# Cheap short term rental



## dubaibound3 (Jun 9, 2011)

Hello all

I will be moving over shortly and my company will be putting me up for 1 month but if i havent found scholls and property by then i would need cheap short term rentals in AD or dubai as i dont want to commit to a property until i have schools sorted .Just wondering if there are cheap hotels or if there are cheap short term apartments,it will only be myself as wont ship family out until everything in place

Thanks for your help


----------



## INFAMOUS (Apr 19, 2011)

Property Real Estate for Sale and Rent. Jobs in the Middle East and North Africa , Free Classifieds in with Dubizzle.com


----------



## dizzyizzy (Mar 30, 2008)

there's a cheap hotel in Jebel Ali, easyhotels.com which advertises 99aed per day.

there's also hotel apartments which may offer you a good deal since business is slow this time of the year. Do a search here as the topic has been covered before so you'll find useful info.

can't help re. AD, sorry!


----------



## readmetwice (Jul 24, 2011)

I ran into another option that may help Airbnb, lists people renting their own places. Unlike Dubizzle they are all short term rentals although they do have short term as well. 

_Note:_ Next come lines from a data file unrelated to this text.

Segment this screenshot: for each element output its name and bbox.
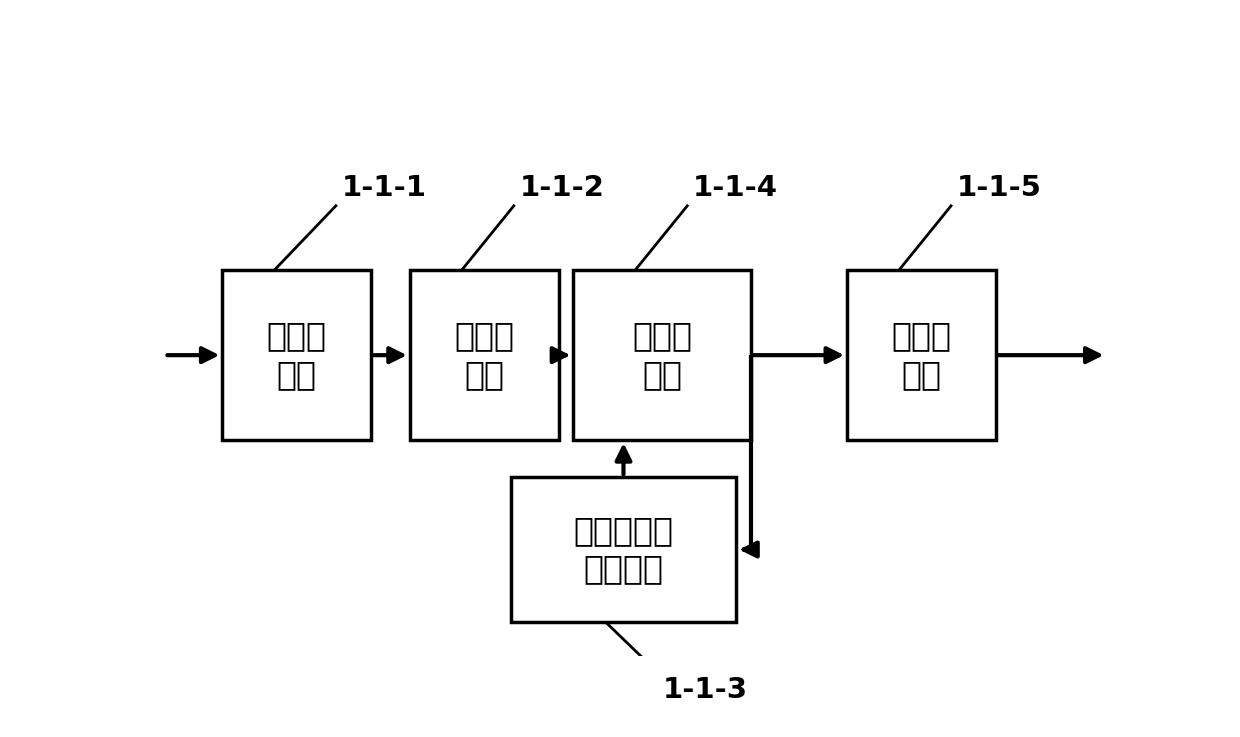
- Text: 矩阵索
引器: 矩阵索 引器: [454, 320, 515, 391]
- Bar: [511, 477, 737, 622]
- Text: 信号输
出器: 信号输 出器: [892, 320, 951, 391]
- Bar: [409, 270, 558, 440]
- Text: 1-1-5: 1-1-5: [957, 174, 1042, 202]
- Bar: [573, 270, 751, 440]
- Text: 串并转
换器: 串并转 换器: [267, 320, 327, 391]
- Text: 1-1-1: 1-1-1: [342, 174, 427, 202]
- Bar: [847, 270, 996, 440]
- Text: 1-1-3: 1-1-3: [663, 676, 748, 704]
- Text: 1-1-4: 1-1-4: [693, 174, 777, 202]
- Bar: [222, 270, 371, 440]
- Text: 矩阵乘
法器: 矩阵乘 法器: [632, 320, 692, 391]
- Text: 矩阵缓存器
（延时）: 矩阵缓存器 （延时）: [573, 514, 673, 585]
- Text: 1-1-2: 1-1-2: [520, 174, 604, 202]
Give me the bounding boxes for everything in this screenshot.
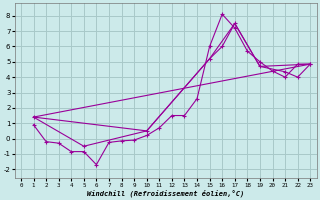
X-axis label: Windchill (Refroidissement éolien,°C): Windchill (Refroidissement éolien,°C) [87,189,244,197]
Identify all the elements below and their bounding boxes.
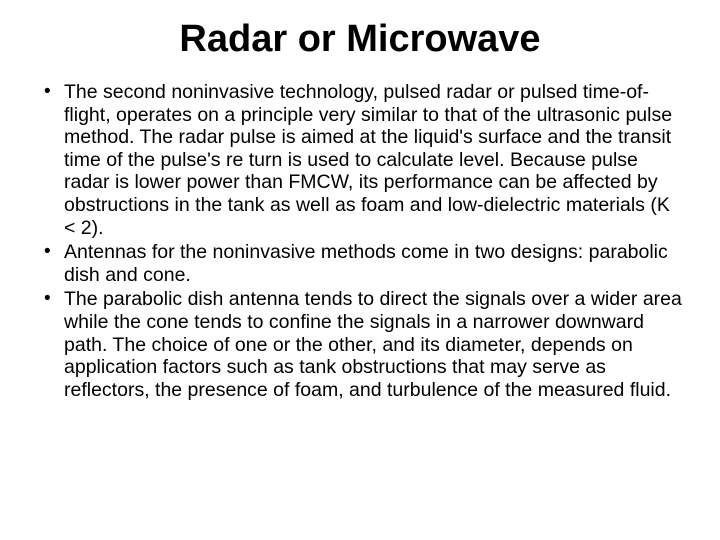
bullet-item: The parabolic dish antenna tends to dire…: [36, 288, 684, 401]
bullet-item: Antennas for the noninvasive methods com…: [36, 241, 684, 286]
bullet-list: The second noninvasive technology, pulse…: [36, 81, 684, 402]
slide-title: Radar or Microwave: [36, 18, 684, 61]
bullet-item: The second noninvasive technology, pulse…: [36, 81, 684, 239]
slide: Radar or Microwave The second noninvasiv…: [0, 0, 720, 540]
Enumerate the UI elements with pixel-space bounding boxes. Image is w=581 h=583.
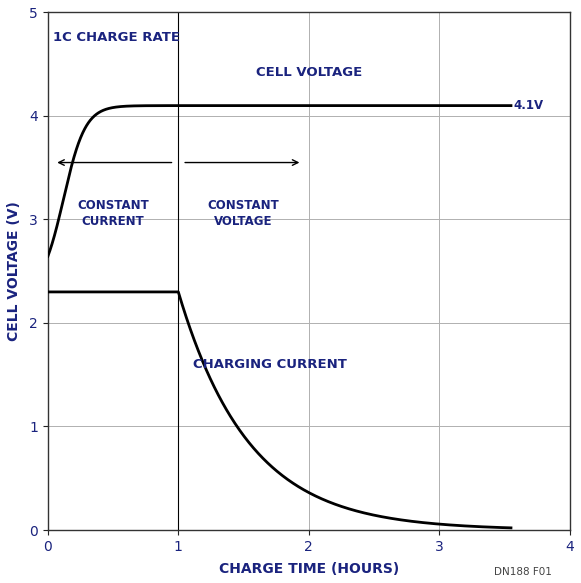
Text: CHARGING CURRENT: CHARGING CURRENT bbox=[193, 358, 347, 371]
Text: CONSTANT
CURRENT: CONSTANT CURRENT bbox=[77, 199, 149, 228]
Text: CONSTANT
VOLTAGE: CONSTANT VOLTAGE bbox=[207, 199, 279, 228]
Text: DN188 F01: DN188 F01 bbox=[494, 567, 552, 577]
Text: 4.1V: 4.1V bbox=[514, 99, 544, 112]
Text: 1C CHARGE RATE: 1C CHARGE RATE bbox=[53, 31, 180, 44]
X-axis label: CHARGE TIME (HOURS): CHARGE TIME (HOURS) bbox=[218, 562, 399, 576]
Text: CELL VOLTAGE: CELL VOLTAGE bbox=[256, 66, 362, 79]
Y-axis label: CELL VOLTAGE (V): CELL VOLTAGE (V) bbox=[7, 201, 21, 341]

Prices are pretty awesome overall; for most bang for your buck stick to JLT, Discovery Gardens (although I would not live there) or my personal new found oasis Motor City (a bit off the road but very green, good quality, relaxing and well priced).




slimtrader said:


> Hello all
> 
> I will be moving over shortly and my company will be putting me up for 1 month but if i havent found scholls and property by then i would need cheap short term rentals in AD or dubai as i dont want to commit to a property until i have schools sorted .Just wondering if there are cheap hotels or if there are cheap short term apartments,it will only be myself as wont ship family out until everything in place
> 
> Thanks for your help


----------